In his book on Syriac Christian sources on early Islam, Envisioning Islam, Michael Penn has demonstrated that the boundaries between Christianity and Islam remained porous in the East into the 9th century. As they adapted to the changing realities of Muslim rule, Eastern Christians increasingly sought to articulate their own identities in contrast to Muslims (and other Christians). This gradual process of identity formation was mutual: Muslim and Christian authorities constructed a religious border between one another in order to galvanize their identities amid shifts that had much more to do with geopolitics than religion.
Men of power developed these Christian and Muslim discourses of difference in order to police border-crossings, to block the bridges between Muslims and Christians that had been used for generations. But these discursive borders were not always realized in practice. Since antiquity, there have always been Muslims and Christians who lived in harmony in the Middle East, and around the world, abiding peacefully in their religious borderlands.
Resisting the Clash of Civilizations Narrative
The question of how Islam differed from Christianity in antiquity depends entirely on how we define religion, Christianity, and Islam, as well as how we assign meaning to difference. We might choose to define Christianity and Islam as separate religions from the beginning of Muhammad’s career, but this makes little sense of the ancient traces of more gradual “partings of the ways.” Or, we could define them as two varieties of a broadly defined religion of Abrahamic monotheism. But this obscures the ways that these groups increasingly defined themselves as “Christians” or “Muslims” in contrast to one another. What matters the most, historically, is that we don’t juxtapose Islam against a homogenous, Western, European image of Christianity as part of some clash of civilizations narrative. There was as much difference and conflict among the varieties of Christianity as there was between Christianity and Islam.

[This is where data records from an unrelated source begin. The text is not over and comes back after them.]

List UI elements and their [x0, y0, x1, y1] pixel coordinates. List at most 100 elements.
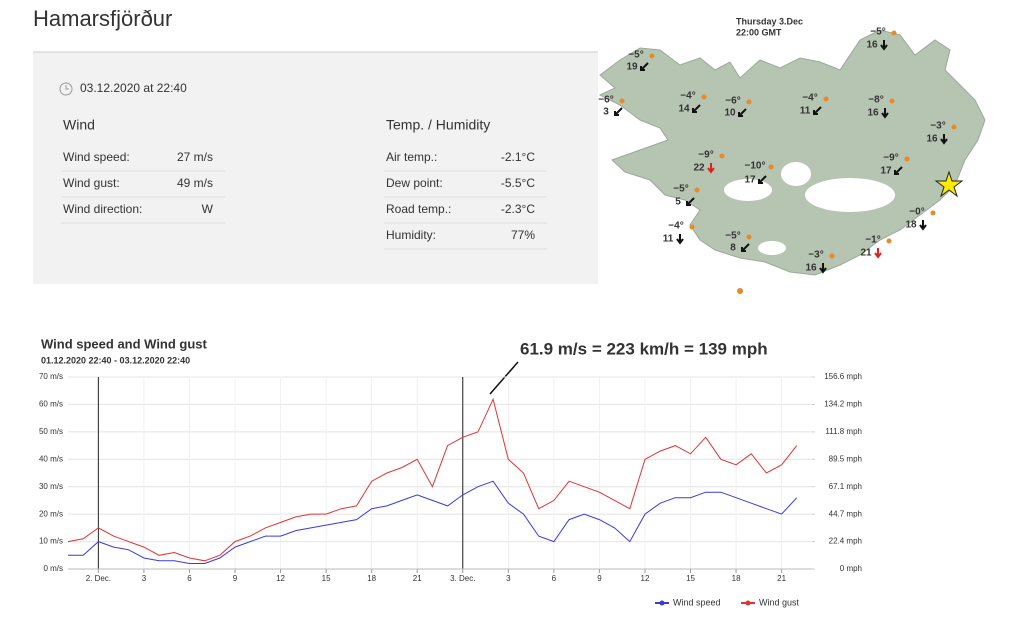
glacier [724, 179, 772, 201]
station-dot [689, 224, 695, 230]
row-label: Road temp.: [386, 202, 451, 216]
wind-arrow [640, 62, 649, 71]
station-card [33, 52, 598, 284]
wind-arrow [741, 243, 750, 252]
station-dot [930, 210, 936, 216]
station-temp: −4° [668, 221, 683, 232]
row-label: Dew point: [386, 176, 443, 190]
x-tick-label: 12 [276, 574, 285, 583]
station-wind: 19 [626, 62, 638, 73]
clock-hand [65, 85, 69, 90]
wind-arrow [707, 163, 715, 174]
wind-arrow [614, 107, 623, 116]
station-temp: −5° [870, 27, 885, 38]
y-tick-label: 40 m/s [39, 454, 63, 463]
x-tick-label: 15 [322, 574, 331, 583]
station-temp: −5° [673, 184, 688, 195]
station-wind: 10 [724, 108, 736, 119]
legend-dot [659, 600, 665, 606]
station-temp: −0° [909, 207, 924, 218]
x-tick-label: 18 [732, 574, 741, 583]
station-dot [719, 153, 725, 159]
station-dot [823, 96, 829, 102]
page-title: Hamarsfjörður [33, 6, 172, 31]
glacier [758, 241, 786, 255]
island [598, 29, 986, 276]
station-wind: 3 [603, 107, 609, 118]
x-tick-label: 6 [187, 574, 192, 583]
station-wind: 11 [663, 234, 674, 245]
map: Thursday 3.Dec 22:00 GMT −5°19−6°3−4°14−… [598, 16, 986, 294]
map-time: 22:00 GMT [736, 27, 782, 37]
wind-arrow [881, 108, 889, 119]
station-wind: 16 [867, 108, 879, 119]
station-temp: −9° [883, 153, 898, 164]
series-line [67, 397, 798, 562]
wind-arrow [813, 106, 822, 115]
y-tick-label: 20 m/s [39, 509, 63, 518]
legend-dot [745, 600, 751, 606]
station-wind: 8 [730, 243, 736, 254]
x-tick-label: 3. Dec. [450, 574, 475, 583]
station-dot [768, 164, 774, 170]
row-label: Wind gust: [63, 176, 120, 190]
station-temp: −5° [628, 50, 643, 61]
wind-arrow [692, 104, 701, 113]
wind-arrow [686, 197, 695, 206]
y2-tick-label: 44.7 mph [829, 509, 862, 518]
legend-label: Wind gust [759, 597, 800, 607]
station-wind: 21 [860, 248, 872, 259]
map-date: Thursday 3.Dec [736, 16, 803, 26]
glacier [805, 178, 895, 212]
x-tick-label: 18 [367, 574, 376, 583]
x-tick-label: 9 [597, 574, 602, 583]
y2-tick-label: 22.4 mph [829, 537, 862, 546]
station-dot [904, 156, 910, 162]
y-tick-label: 30 m/s [39, 482, 63, 491]
station-dot [694, 187, 700, 193]
station-temp: −3° [808, 250, 823, 261]
wind-arrow [919, 220, 927, 231]
station-wind: 16 [926, 134, 938, 145]
x-tick-label: 3 [142, 574, 147, 583]
x-tick-label: 3 [506, 574, 511, 583]
station-temp: −1° [865, 235, 880, 246]
wind-title: Wind [63, 117, 95, 133]
row-value: -5.5°C [501, 176, 535, 190]
row-value: 27 m/s [177, 150, 213, 164]
legend-label: Wind speed [673, 597, 721, 607]
wind-arrow [738, 108, 747, 117]
station-dot [951, 124, 957, 130]
peak-annotation: 61.9 m/s = 223 km/h = 139 mph [520, 339, 768, 358]
station-dot [737, 288, 743, 294]
series-line [68, 480, 798, 564]
wind-arrow [880, 40, 888, 51]
station-wind: 17 [880, 166, 892, 177]
station-temp: −6° [725, 96, 740, 107]
x-tick-label: 2. Dec. [86, 574, 111, 583]
station-dot [886, 238, 892, 244]
station-temp: −10° [745, 161, 766, 172]
x-tick-label: 12 [641, 574, 650, 583]
y-tick-label: 10 m/s [39, 537, 63, 546]
station-temp: −5° [725, 231, 740, 242]
wind-arrow [874, 248, 882, 259]
station-dot [829, 253, 835, 259]
temp-title: Temp. / Humidity [386, 117, 490, 133]
y2-tick-label: 111.8 mph [825, 427, 862, 436]
wind-arrow [894, 166, 903, 175]
location-star [934, 170, 964, 198]
station-wind: 16 [866, 40, 878, 51]
station-temp: −3° [930, 121, 945, 132]
timestamp: 03.12.2020 at 22:40 [80, 81, 187, 95]
station-temp: −6° [598, 95, 613, 106]
x-tick-label: 21 [413, 574, 422, 583]
y2-tick-label: 134.2 mph [824, 400, 862, 409]
x-tick-label: 15 [686, 574, 695, 583]
row-value: -2.1°C [501, 150, 535, 164]
station-temp: −8° [868, 95, 883, 106]
x-tick-label: 21 [777, 574, 786, 583]
chart-title: Wind speed and Wind gust [41, 336, 208, 351]
row-value: 77% [511, 228, 535, 242]
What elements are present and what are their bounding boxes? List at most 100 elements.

White nationalists like the Christchurch shooter rely on simplistic narratives of cultural conflict, but careful historical analysis always betrays more complicated processes of identity formation, negotiation, and contestation. When we reproduce these problematic narratives, we defend borders built by the Powerful on foundations of fear and exploitation. Identities are not nations—they’re not bounded entities, they’re not invaded, they’re not replaced. Only when we resist the words and actions of corrupt leaders who seek to shape and reshape identities for their own benefit can we reclaim our religious borderlands as sites of interaction, learning, and collaboration instead of ignorance, segregation, and violence.